A few differences of 55+ vs family parks:

  • Smaller customer base (perhaps not true in Florida)
  • Higher operating costs due to increased amenities (clubhouse, pool, shuffleboard, gym, RV Storage, etc.).
  • More organized tenant base with more time - might push for rent control 
  • Far fewer bad tenant problems - likely fewer collection / eviction issues 
  • Likely easier to finance as there are typically fewer park owned homes and the communities are more visually appealing
  • Lower going cap rates so one could argue higher risk, but lower exit cap rates so if you can dramtically improve the parks operations, you'll make a higher multiple for every marginal dollar of improved NOI.

If you can find a solid, reasonably priced senior park with a clear path to increase NOI via rent increases, brining in additional homes and/or via operating improvements (expense reduction, sub-metering W/S, I certainly wouldn't pass on it just because it's a 55+ park.

We've recently started accepting self directed retirement funds for our mobile home park investments. Thus far, it has been a smooth experience. 

A direct wire of the investment funds into escrow after the investor has reviewed the PPM (private placement memorandum) and signed the subscription agreement (part of a 506 Reg D private offering) is a little cleaner than taking SDIRA funds, which adds additional steps) but not by much. 

Our investment platform is geared towards longer term holds vs flips; therefore self directed IRAs and funds geared towards retirement are a good fit for us. This is especially true of properties that we plan to refinance and return investor principal (vs. an outright  sale) as under that scenario the investors would no longer have equity at risk and could hold the cash flowing property indefinitely - which is my favorite type of retirement investment (playing with house money). 
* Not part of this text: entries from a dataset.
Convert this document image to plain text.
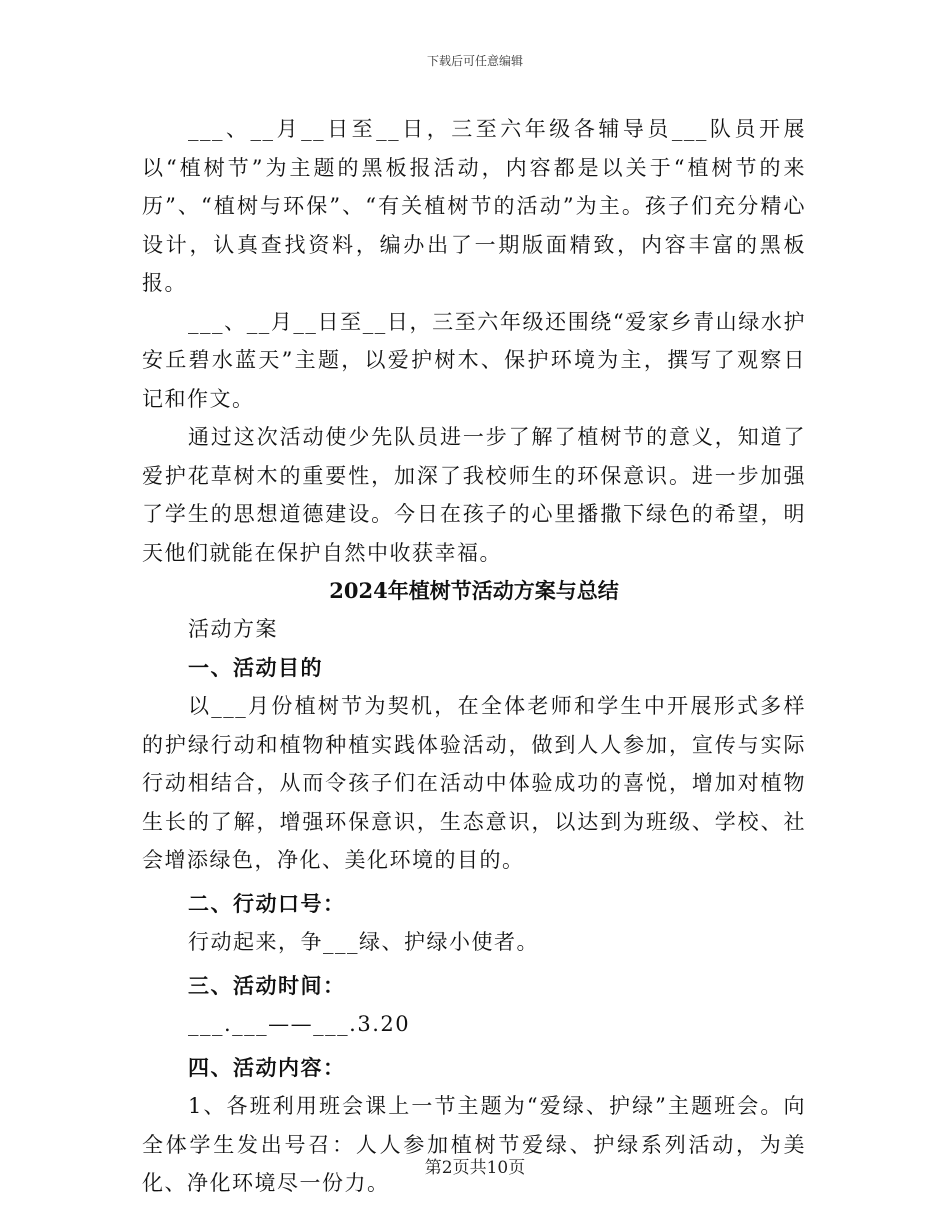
下载后可任意编辑

___、__月__日至__日，三至六年级各辅导员___队员开展以“植树节”为主题的黑板报活动，内容都是以关于“植树节的来历”、“植树与环保”、“有关植树节的活动”为主。孩子们充分精心设计，认真查找资料，编办出了一期版面精致，内容丰富的黑板报。

___、__月__日至__日，三至六年级还围绕“爱家乡青山绿水护安丘碧水蓝天”主题，以爱护树木、保护环境为主，撰写了观察日记和作文。

通过这次活动使少先队员进一步了解了植树节的意义，知道了爱护花草树木的重要性，加深了我校师生的环保意识。进一步加强了学生的思想道德建设。今日在孩子的心里播撒下绿色的希望，明天他们就能在保护自然中收获幸福。

2024年植树节活动方案与总结

活动方案

一、活动目的

以___月份植树节为契机，在全体老师和学生中开展形式多样的护绿行动和植物种植实践体验活动，做到人人参加，宣传与实际行动相结合，从而令孩子们在活动中体验成功的喜悦，增加对植物生长的了解，增强环保意识，生态意识，以达到为班级、学校、社会增添绿色，净化、美化环境的目的。

二、行动口号：

行动起来，争___绿、护绿小使者。

三、活动时间：

___.___——___.3.20

四、活动内容：

1、各班利用班会课上一节主题为“爱绿、护绿”主题班会。向全体学生发出号召：人人参加植树节爱绿、护绿系列活动，为美化、净化环境尽一份力。

第2页共10页
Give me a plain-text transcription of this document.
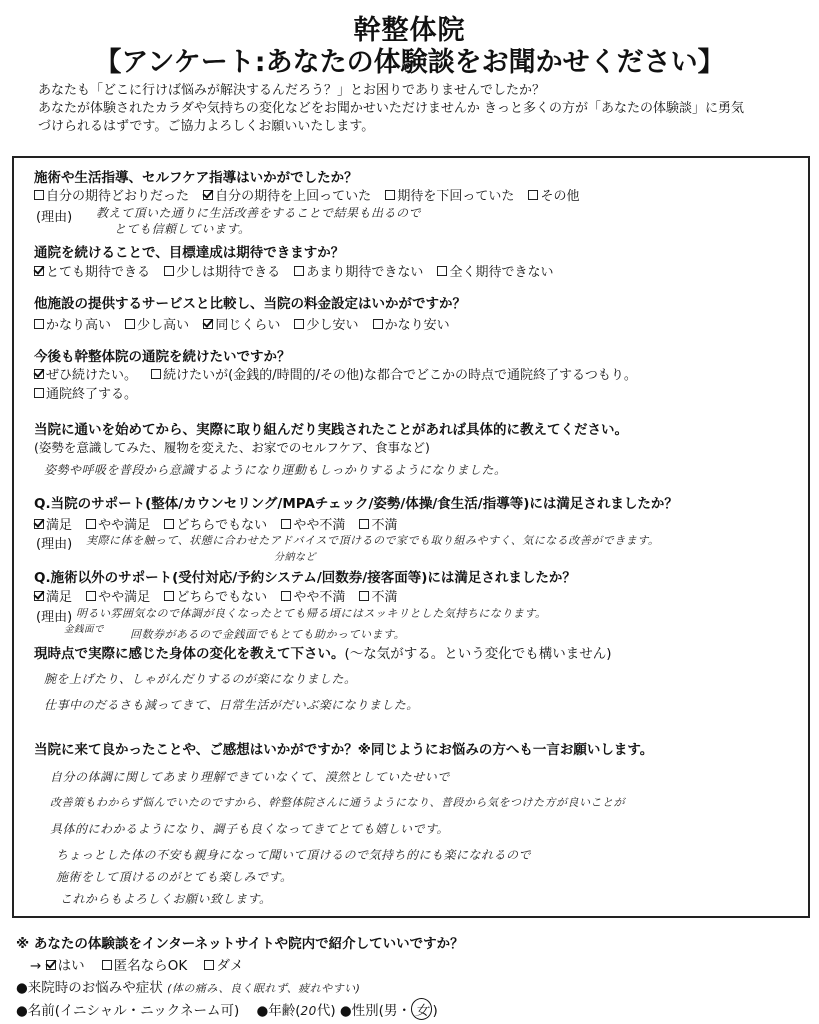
幹整体院
【アンケート:あなたの体験談をお聞かせください】
あなたも「どこに行けば悩みが解決するんだろう？」とお困りでありませんでしたか？
あなたが体験されたカラダや気持ちの変化などをお聞かせいただけませんか きっと多くの方が「あなたの体験談」に勇気
づけられるはずです。ご協力よろしくお願いいたします。
施術や生活指導、セルフケア指導はいかがでしたか？
自分の期待どおりだった 自分の期待を上回っていた 期待を下回っていた その他
(理由) 教えて頂いた通りに生活改善をすることで結果も出るので
とても信頼しています。
通院を続けることで、目標達成は期待できますか？
とても期待できる 少しは期待できる あまり期待できない 全く期待できない
他施設の提供するサービスと比較し、当院の料金設定はいかがですか？
かなり高い 少し高い 同じくらい 少し安い かなり安い
今後も幹整体院の通院を続けたいですか？
ぜひ続けたい。 続けたいが(金銭的/時間的/その他)な都合でどこかの時点で通院終了するつもり。
通院終了する。
当院に通いを始めてから、実際に取り組んだり実践されたことがあれば具体的に教えてください。
(姿勢を意識してみた、履物を変えた、お家でのセルフケア、食事など)
姿勢や呼吸を普段から意識するようになり運動もしっかりするようになりました。
Q.当院のサポート(整体/カウンセリング/MPAチェック/姿勢/体操/食生活/指導等)には満足されましたか？
満足 やや満足 どちらでもない やや不満 不満
(理由) 実際に体を触って、状態に合わせたアドバイスで頂けるので家でも取り組みやすく、気になる改善ができます。
分納など
Q.施術以外のサポート(受付対応/予約システム/回数券/接客面等)には満足されましたか？
満足 やや満足 どちらでもない やや不満 不満
(理由) 明るい雰囲気なので体調が良くなったとても帰る頃にはスッキリとした気持ちになります。
金銭面で 回数券があるので金銭面でもとても助かっています。
現時点で実際に感じた身体の変化を教えて下さい。(〜な気がする。という変化でも構いません)
腕を上げたり、しゃがんだりするのが楽になりました。
仕事中のだるさも減ってきて、日常生活がだいぶ楽になりました。
当院に来て良かったことや、ご感想はいかがですか？※同じようにお悩みの方へも一言お願いします。
自分の体調に関してあまり理解できていなくて、漠然としていたせいで
改善策もわからず悩んでいたのですから、幹整体院さんに通うようになり、普段から気をつけた方が良いことが
具体的にわかるようになり、調子も良くなってきてとても嬉しいです。
ちょっとした体の不安も親身になって聞いて頂けるので気持ち的にも楽になれるので
施術をして頂けるのがとても楽しみです。
これからもよろしくお願い致します。
※ あなたの体験談をインターネットサイトや院内で紹介していいですか？
→ はい 匿名ならOK ダメ
●来院時のお悩みや症状 (体の痛み、良く眠れず、疲れやすい)
●名前(イニシャル・ニックネーム可) ●年齢(20代) ●性別(男・ 女 )
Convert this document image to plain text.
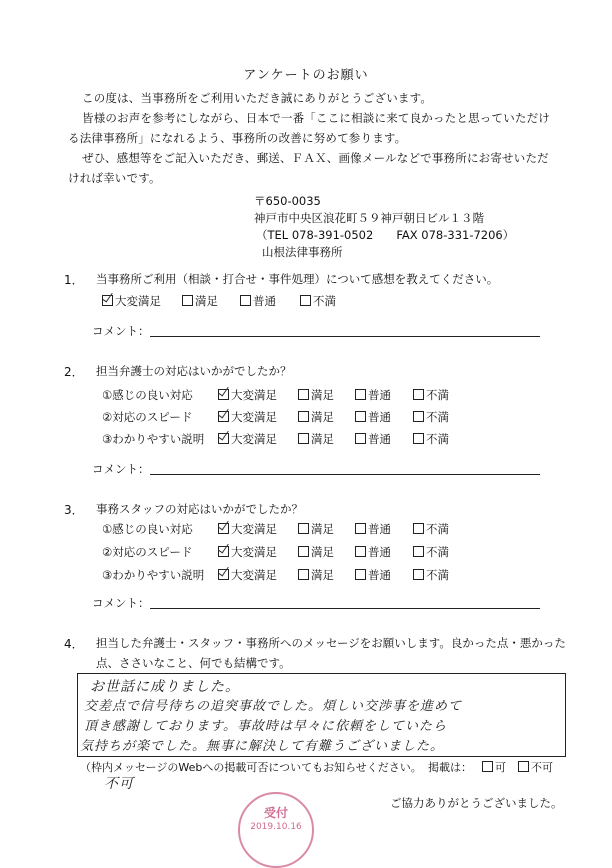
アンケートのお願い
この度は、当事務所をご利用いただき誠にありがとうございます。
皆様のお声を参考にしながら、日本で一番「ここに相談に来て良かったと思っていただけ
る法律事務所」になれるよう、事務所の改善に努めて参ります。
ぜひ、感想等をご記入いただき、郵送、ＦＡＸ、画像メールなどで事務所にお寄せいただ
ければ幸いです。
〒650-0035
神戸市中央区浪花町５９神戸朝日ビル１３階
（TEL 078-391-0502　　FAX 078-331-7206）
山根法律事務所
1． 当事務所ご利用（相談・打合せ・事件処理）について感想を教えてください。
大変満足	満足	普通	不満
コメント：
2． 担当弁護士の対応はいかがでしたか？
①感じの良い対応	大変満足	満足	普通	不満
②対応のスピード	大変満足	満足	普通	不満
③わかりやすい説明	大変満足	満足	普通	不満
コメント：
3． 事務スタッフの対応はいかがでしたか？
①感じの良い対応	大変満足	満足	普通	不満
②対応のスピード	大変満足	満足	普通	不満
③わかりやすい説明	大変満足	満足	普通	不満
コメント：
4． 担当した弁護士・スタッフ・事務所へのメッセージをお願いします。良かった点・悪かった
点、ささいなこと、何でも結構です。
お世話に成りました。
交差点で信号待ちの追突事故でした。煩しい交渉事を進めて
頂き感謝しております。事故時は早々に依頼をしていたら
気持ちが楽でした。無事に解決して有難うございました。
（枠内メッセージのWebへの掲載可否についてもお知らせください。 掲載は：	可	不可
不可
ご協力ありがとうございました。
受付
2019.10.16
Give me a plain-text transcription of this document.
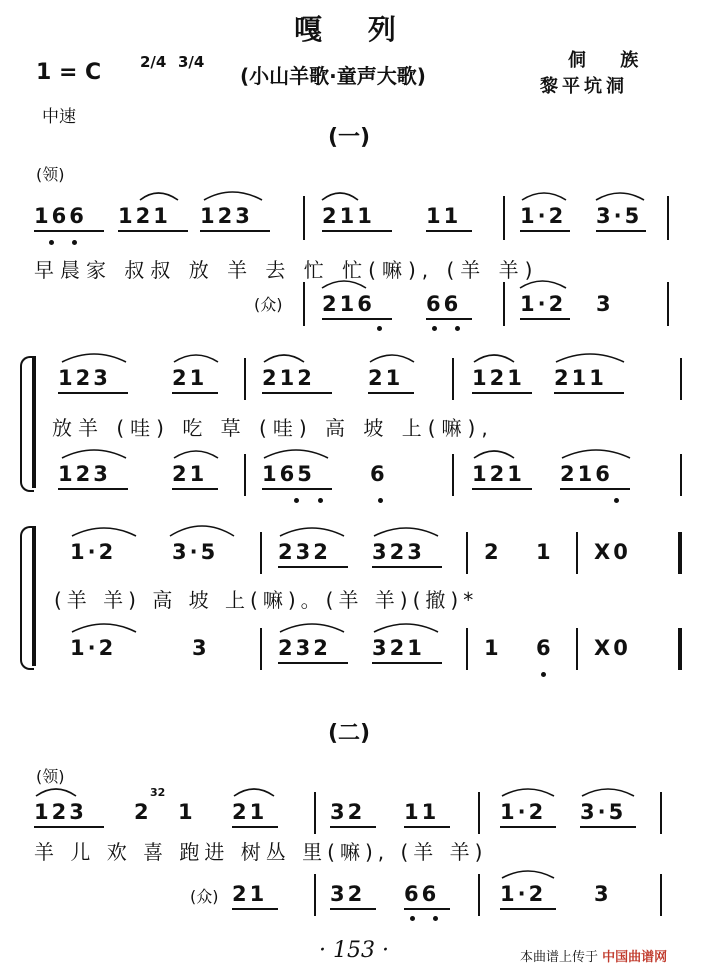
嘎 列
1 = C	2/4 3/4
(小山羊歌·童声大歌)
侗 族
黎平坑洞
中速
(一)
(领)
166 121 123	211 11	1·2 3·5
早晨家 叔叔 放 羊 去 忙 忙(嘛), (羊 羊)
(众) 216 66	1·2 3
123	21	212	21	121 211
放羊 (哇) 吃 草 (哇) 高 坡 上(嘛),
123	21	165	6	121 216
1·2	3·5	232 323	2 1 X0
(羊 羊) 高 坡 上(嘛)。(羊 羊)(撤)*
1·2	3	232 321	1 6 X0
(二)
(领)
123 2
32
1 21	32 11	1·2 3·5
羊 儿 欢 喜 跑进 树丛 里(嘛), (羊 羊)
(众) 21	32 66	1·2 3
· 153 ·	本曲谱上传于 中国曲谱网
No SDIRA horror stories yet. 

Post: Self-directed IRAs

Brad JohnsonPosted
  • Ladera Ranch, CA
  • Posts 31
  • Votes 36

From the investment sponsor point of view:

Equity Trust has been the easiest to work with thus far. They are responsive and their DOI (Direction of Investment) forms / process is fairly straight forward. While they certainly won't help you conduct due diligence on a deal or sponsor, they do have seem to have a couple protocols in place in an attempt to help their clients avoid outright fraud. To be fair, they are not without flaws, but when they make a mistake or have delayed funding, their customer service has been quick to fix the problem.